If you run split shifts (lunch + dinner), start a new shift for each service window. The system keeps each shift's assignment history separate — closeout reports match what actually happened on the floor.

Start a Shift
4

Assign Waiters to Tables or Sections

Open Waiter Admin → Assignments. The left panel lists every waiter with access to the venue; the canvas shows your floor with all sections and tables.

To assign a waiter:

1. Pick the waiter from the panel

2. Click a table to assign them to that table — or click a section name to assign them to every table in that section in one go

3. Repeat for the rest of the team

To swap coverage mid-service, click a table that's already assigned and pick a different waiter. The change pushes live to every connected device within seconds — no reprint, no announcement.

Bulk operations are available for common cases:

- Assign one waiter to a whole section

- Swap two waiters' sections in one action

- Clear all assignments for a shift and start over

Every assignment stays attached to the shift record, so when you run closeout you can see exactly who owned which table at which time.

Pro Tip

When a waiter calls in sick or goes on break, don't 'note it down somewhere' — reassign their tables immediately. The rest of the team sees the update on their own screens and the next order routes correctly. No dropped tickets, no confusion.

Assign Waiters to Tables or Sections
5

Prefer a Visual Floor Plan?

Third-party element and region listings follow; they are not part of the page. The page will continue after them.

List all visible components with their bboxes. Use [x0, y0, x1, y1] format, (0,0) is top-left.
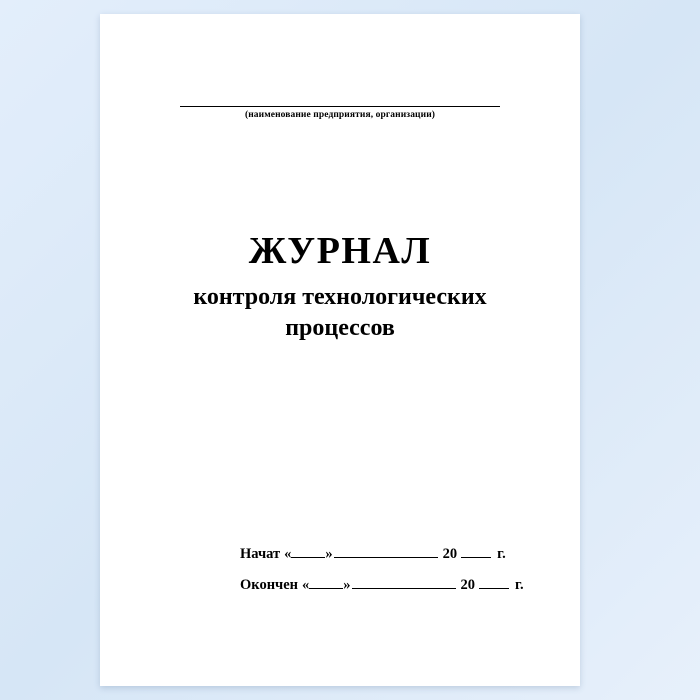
document-footer-block	[240, 546, 570, 608]
document-title-block	[130, 232, 550, 344]
document-subtitle-line2: процессов	[285, 315, 395, 342]
finished-quote-close: »	[343, 577, 351, 593]
started-row	[240, 546, 570, 563]
organization-name-rule	[180, 106, 500, 107]
started-quote-close: »	[325, 546, 333, 562]
started-year-suffix: г.	[497, 546, 506, 562]
finished-year-prefix: 20	[460, 577, 476, 593]
started-quote-open: «	[284, 546, 292, 562]
document-title-main: ЖУРНАЛ	[248, 230, 432, 272]
finished-label: Окончен	[240, 577, 299, 593]
started-day-field	[291, 546, 325, 558]
document-subtitle-line1: контроля технологических	[193, 283, 487, 310]
finished-row	[240, 577, 570, 594]
document-sheet	[100, 14, 580, 686]
started-year-field	[461, 546, 491, 558]
finished-quote-open: «	[302, 577, 310, 593]
organization-name-block	[180, 106, 500, 120]
finished-month-field	[352, 577, 456, 589]
finished-year-suffix: г.	[515, 577, 524, 593]
started-label: Начат	[240, 546, 281, 562]
started-year-prefix: 20	[442, 546, 458, 562]
finished-year-field	[479, 577, 509, 589]
organization-name-caption: (наименование предприятия, организации)	[244, 110, 436, 120]
started-month-field	[334, 546, 438, 558]
finished-day-field	[309, 577, 343, 589]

Use Reservation.Tools

Everything you just set up — waiters, sections, shifts, assignments — is also available through Reservation.Tools, our companion product built around a visual floor plan.

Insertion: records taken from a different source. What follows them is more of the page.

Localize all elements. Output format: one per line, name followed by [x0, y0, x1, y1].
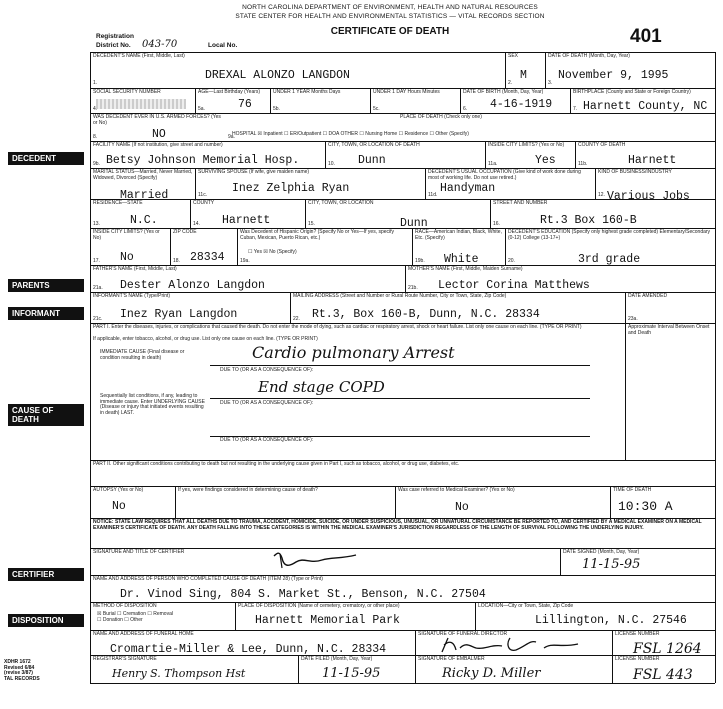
county-of-death-value: Harnett [628, 154, 677, 167]
disposition-tab: DISPOSITION [8, 614, 84, 627]
item-number: 21c. [93, 316, 103, 322]
caption-informant: INFORMANT'S NAME (Type/Print) [93, 293, 171, 299]
caption-usual-occupation: DECEDENT'S USUAL OCCUPATION (Give kind of work done during most of working life. Do not use retired.) [428, 169, 581, 181]
caption-date-amended: DATE AMENDED [628, 293, 668, 299]
caption-hispanic-origin: Was Decedent of Hispanic Origin? (Specify No or Yes—If yes, specify Cuban, Mexican, Puerto Rican, etc.) [240, 229, 395, 241]
center-line: STATE CENTER FOR HEALTH AND ENVIRONMENTAL STATISTICS — VITAL RECORDS SECTION [235, 13, 545, 20]
caption-license-number-2: LICENSE NUMBER [615, 656, 660, 662]
caption-date-signed: DATE SIGNED (Month, Day, Year) [563, 549, 640, 555]
caption-sex: SEX [508, 53, 519, 59]
item-number: 4. [93, 106, 98, 112]
item-number: 17. [93, 258, 100, 264]
date-of-birth-value: 4-16-1919 [490, 98, 553, 111]
item-number: 12. [598, 192, 605, 198]
caption-ssn: SOCIAL SECURITY NUMBER [93, 89, 161, 95]
item-number: 3. [548, 80, 553, 86]
due-to-a-value: End stage COPD [258, 378, 385, 396]
decedent-tab: DECEDENT [8, 152, 84, 165]
autopsy-value: No [112, 500, 126, 513]
item-number: 13. [93, 221, 100, 227]
date-filed-value: 11-15-95 [322, 666, 381, 681]
item-number: 21b. [408, 285, 418, 291]
caption-mailing-address: MAILING ADDRESS (Street and Number or Rural Route Number, City or Town, State, Zip Code) [293, 293, 507, 299]
item-number: 15. [308, 221, 315, 227]
caption-residence-state: RESIDENCE—STATE [93, 200, 143, 206]
mailing-address-value: Rt.3, Box 160-B, Dunn, N.C. 28334 [312, 308, 540, 321]
item-number: 14. [193, 221, 200, 227]
medical-examiner-notice: NOTICE: STATE LAW REQUIRES THAT ALL DEATHS DUE TO TRAUMA, ACCIDENT, HOMICIDE, SUICIDE, OR UNDER SUSPICIOUS, UNUSUAL, OR UNNATURAL CIRCUMSTANCE BE REPORTED TO, AND CERTIFIED BY A MEDICAL EXAMINER ON A MEDICAL EXAMINER'S CERTIFICATE OF DEATH. ANY DEATH FALLING INTO THESE CATEGORIES IS WITHIN THE MEDICAL EXAMINER'S JURISDICTION REGARDLESS OF THE LENGTH OF SURVIVAL FOLLOWING THE UNDERLYING INJURY. [93, 519, 702, 531]
caption-surviving-spouse: SURVIVING SPOUSE (If wife, give maiden name) [198, 169, 310, 175]
immediate-cause-value: Cardio pulmonary Arrest [252, 343, 455, 362]
residence-state-value: N.C. [130, 214, 158, 227]
item-number: 6. [463, 106, 468, 112]
item-number: 1. [93, 80, 98, 86]
caption-decedent-name: DECEDENT'S NAME (First, Middle, Last) [93, 53, 185, 59]
item-number: 2. [508, 80, 513, 86]
caption-inside-city-limits-2: INSIDE CITY LIMITS? (Yes or No) [93, 229, 160, 241]
armed-forces-value: NO [152, 128, 166, 141]
item-number: 9b. [93, 161, 100, 167]
item-number: 9a. [228, 134, 235, 140]
caption-part1-b: If applicable, enter tobacco, alcohol, or drug use. List only one cause on each line. (TYPE OR PRINT) [93, 336, 318, 342]
medical-examiner-value: No [455, 501, 469, 514]
street-value: Rt.3 Box 160-B [540, 214, 637, 227]
item-number: 20. [508, 258, 515, 264]
registrar-signature-value: Henry S. Thompson Hst [112, 667, 246, 680]
form-revision-note: XDHR 1672 Revised 6/84 (revise 3/87) TAL RECORDS [4, 659, 40, 682]
caption-funeral-home: NAME AND ADDRESS OF FUNERAL HOME [93, 631, 194, 637]
caption-due-to-c: DUE TO (OR AS A CONSEQUENCE OF): [220, 437, 314, 443]
facility-name-value: Betsy Johnson Memorial Hosp. [106, 154, 300, 167]
caption-street: STREET AND NUMBER [493, 200, 548, 206]
caption-under-1-day: UNDER 1 DAY Hours Minutes [373, 89, 440, 95]
caption-method-disposition: METHOD OF DISPOSITION [93, 603, 157, 609]
item-number: 16. [493, 221, 500, 227]
caption-place-of-disposition: PLACE OF DISPOSITION (Name of cemetery, crematory, or other place) [238, 603, 400, 609]
embalmer-signature-value: Ricky D. Miller [442, 666, 541, 681]
caption-immediate-cause: IMMEDIATE CAUSE (Final disease or condition resulting in death) [100, 349, 185, 361]
license-2-value: FSL 443 [633, 667, 693, 683]
certifier-tab: CERTIFIER [8, 568, 84, 581]
inside-city-limits-2-value: No [120, 251, 134, 264]
district-number: 043-70 [142, 39, 178, 50]
caption-license-number: LICENSE NUMBER [615, 631, 660, 637]
item-number: 5a. [198, 106, 205, 112]
caption-date-of-death: DATE OF DEATH (Month, Day, Year) [548, 53, 630, 59]
date-of-death-value: November 9, 1995 [558, 69, 669, 82]
surviving-spouse-value: Inez Zelphia Ryan [232, 182, 350, 195]
caption-facility-name: FACILITY NAME (If not institution, give street and number) [93, 142, 223, 148]
decedent-name-value: DREXAL ALONZO LANGDON [205, 69, 350, 82]
caption-zip: ZIP CODE [173, 229, 197, 235]
caption-part2: PART II. Other significant conditions contributing to death but not resulting in the underlying cause given in Part I, such as tobacco, alcohol, or drug use, diabetes, etc. [93, 461, 460, 467]
caption-due-to-b: DUE TO (OR AS A CONSEQUENCE OF): [220, 400, 314, 406]
item-number: 11d. [428, 192, 438, 198]
caption-due-to-a: DUE TO (OR AS A CONSEQUENCE OF): [220, 367, 314, 373]
certificate-title: CERTIFICATE OF DEATH [330, 26, 450, 37]
district-label: District No. [96, 42, 131, 49]
residence-county-value: Harnett [222, 214, 271, 227]
item-number: 22. [293, 316, 300, 322]
caption-place-of-death: PLACE OF DEATH (Check only one) [400, 114, 482, 120]
place-of-disposition-value: Harnett Memorial Park [255, 614, 400, 627]
registration-label: Registration [96, 33, 134, 40]
caption-inside-city-limits: INSIDE CITY LIMITS? (Yes or No) [488, 142, 565, 148]
item-number: 5b. [273, 106, 280, 112]
caption-armed-forces: WAS DECEDENT EVER IN U.S. ARMED FORCES? (Yes or No) [93, 114, 221, 126]
certifier-signature [270, 550, 360, 577]
funeral-home-value: Cromartie-Miller & Lee, Dunn, N.C. 28334 [110, 643, 387, 656]
parents-tab: PARENTS [8, 279, 84, 292]
caption-marital-status: MARITAL STATUS—Married, Never Married, Widowed, Divorced (Specify) [93, 169, 193, 181]
item-number: 7. [573, 106, 578, 112]
caption-county: COUNTY [193, 200, 215, 206]
sex-value: M [520, 69, 527, 82]
city-of-death-value: Dunn [358, 154, 386, 167]
item-number: 11b. [578, 161, 588, 167]
caption-signature-certifier: SIGNATURE AND TITLE OF CERTIFIER [93, 549, 185, 555]
informant-tab: INFORMANT [8, 307, 84, 320]
item-number: 19b. [415, 258, 425, 264]
informant-value: Inez Ryan Langdon [120, 308, 238, 321]
caption-registrar: REGISTRAR'S SIGNATURE [93, 656, 157, 662]
caption-signature-funeral-director: SIGNATURE OF FUNERAL DIRECTOR [418, 631, 508, 637]
item-number: 11a. [488, 161, 498, 167]
local-number-label: Local No. [208, 42, 238, 49]
time-of-death-value: 10:30 A [618, 499, 673, 514]
cause-of-death-tab: CAUSE OF DEATH [8, 404, 84, 426]
inside-city-limits-value: Yes [535, 154, 556, 167]
residence-city-value: Dunn [400, 217, 428, 230]
caption-medical-examiner: Was case referred to Medical Examiner? (Yes or No) [398, 487, 515, 493]
date-signed-value: 11-15-95 [582, 557, 641, 572]
caption-birthplace: BIRTHPLACE (County and State or Foreign Country) [573, 89, 691, 95]
caption-location-disposition: LOCATION—City or Town, State, Zip Code [478, 603, 574, 609]
certificate-number: 401 [630, 26, 662, 47]
education-value: 3rd grade [578, 253, 641, 266]
place-of-death-options: HOSPITAL ☒ Inpatient ☐ ER/Outpatient ☐ DOA OTHER ☐ Nursing Home ☐ Residence ☐ Other (Specify) [232, 131, 469, 137]
caption-age: AGE—Last Birthday (Years) [198, 89, 261, 95]
business-value: Various Jobs [607, 190, 690, 203]
caption-county-of-death: COUNTY OF DEATH [578, 142, 626, 148]
item-number: 21a. [93, 285, 103, 291]
race-value: White [444, 253, 479, 266]
mother-value: Lector Corina Matthews [438, 279, 590, 292]
item-number: 10. [328, 161, 335, 167]
item-number: 23a. [628, 316, 638, 322]
item-number: 18. [173, 258, 180, 264]
location-disposition-value: Lillington, N.C. 27546 [535, 614, 687, 627]
caption-signature-embalmer: SIGNATURE OF EMBALMER [418, 656, 485, 662]
item-number: 5c. [373, 106, 380, 112]
occupation-value: Handyman [440, 182, 496, 195]
completed-by-value: Dr. Vinod Sing, 804 S. Market St., Benson, N.C. 27504 [120, 588, 486, 601]
redacted-ssn [96, 99, 186, 109]
caption-race: RACE—American Indian, Black, White, Etc. (Specify) [415, 229, 502, 241]
caption-mother: MOTHER'S NAME (First, Middle, Maiden Surname) [408, 266, 523, 272]
caption-time-of-death: TIME OF DEATH [613, 487, 652, 493]
father-value: Dester Alonzo Langdon [120, 279, 265, 292]
zip-value: 28334 [190, 251, 225, 264]
disposition-options: ☒ Burial ☐ Cremation ☐ Removal ☐ Donation ☐ Other [97, 611, 173, 623]
caption-completed-by: NAME AND ADDRESS OF PERSON WHO COMPLETED CAUSE OF DEATH (ITEM 28) (Type or Print) [93, 576, 323, 582]
caption-kind-of-business: KIND OF BUSINESS/INDUSTRY [598, 169, 672, 175]
birthplace-value: Harnett County, NC [583, 100, 708, 113]
item-number: 8. [93, 134, 98, 140]
caption-interval: Approximate Interval Between Onset and Death [628, 324, 710, 336]
caption-autopsy-findings: If yes, were findings considered in determining cause of death? [178, 487, 318, 493]
caption-city-of-death: CITY, TOWN, OR LOCATION OF DEATH [328, 142, 420, 148]
caption-education: DECEDENT'S EDUCATION (Specify only highest grade completed) Elementary/Secondary (0-12) College (13-17+) [508, 229, 711, 241]
caption-autopsy: AUTOPSY (Yes or No) [93, 487, 144, 493]
age-value: 76 [238, 98, 252, 111]
caption-date-filed: DATE FILED (Month, Day, Year) [301, 656, 373, 662]
caption-date-of-birth: DATE OF BIRTH (Month, Day, Year) [463, 89, 544, 95]
caption-part1: PART I. Enter the diseases, injuries, or complications that caused the death. Do not enter the mode of dying, such as cardiac or respiratory arrest, shock or heart failure. List only one cause on each line. (TYPE OR PRINT) [93, 324, 582, 330]
marital-status-value: Married [120, 189, 169, 202]
caption-sequential: Sequentially list conditions, if any, leading to immediate cause. Enter UNDERLYING CAUSE (Disease or injury that initiated events resulting in death) LAST. [100, 393, 205, 416]
caption-under-1-year: UNDER 1 YEAR Months Days [273, 89, 341, 95]
license-1-value: FSL 1264 [633, 641, 702, 657]
caption-city-town: CITY, TOWN, OR LOCATION [308, 200, 374, 206]
item-number: 11c. [198, 192, 208, 198]
department-line: NORTH CAROLINA DEPARTMENT OF ENVIRONMENT, HEALTH AND NATURAL RESOURCES [242, 4, 538, 11]
hispanic-options: ☐ Yes ☒ No (Specify) [248, 249, 297, 255]
caption-father: FATHER'S NAME (First, Middle, Last) [93, 266, 177, 272]
item-number: 19a. [240, 258, 250, 264]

Reservation.Tools gives you:

- **Spatial floor layout** — tables drawn to scale, grouped by section, on an actual map of your dining room

- **Drag-and-drop waiter assignment** — grab a waiter's avatar and drop them on a table or section

- **Combined reservations and service** — see upcoming bookings on the same plan, so the host knows which tables are about to fill up

- **Host-station workflow** — designed for the person running the door, not just the manager in the back office

The integration is full: create a section in Ordering.Tools, and it shows up in Reservation.Tools. Start a shift in either tool, and the other tracks it. Reassign a waiter on the visual plan, and Ordering.Tools updates at the same time.

Which tool should you use? **Speed matters** → Ordering.Tools. Lists, dropdowns, and one-click bulk actions are fastest when you already know the layout by heart. **Visual context matters** → Reservation.Tools. Host stations, multi-tasking reservations-and-service, and new staff learning the floor all benefit from seeing the room.

Most operators use both: Ordering.Tools from the back office for setup and admin, Reservation.Tools at the host stand during service. Pick whichever view fits the moment.

Pro Tip

If you already have a Reservation.Tools account linked to the same venue, your waiters and sections sync automatically — there's nothing extra to configure. If you don't, contact support to enable the integration.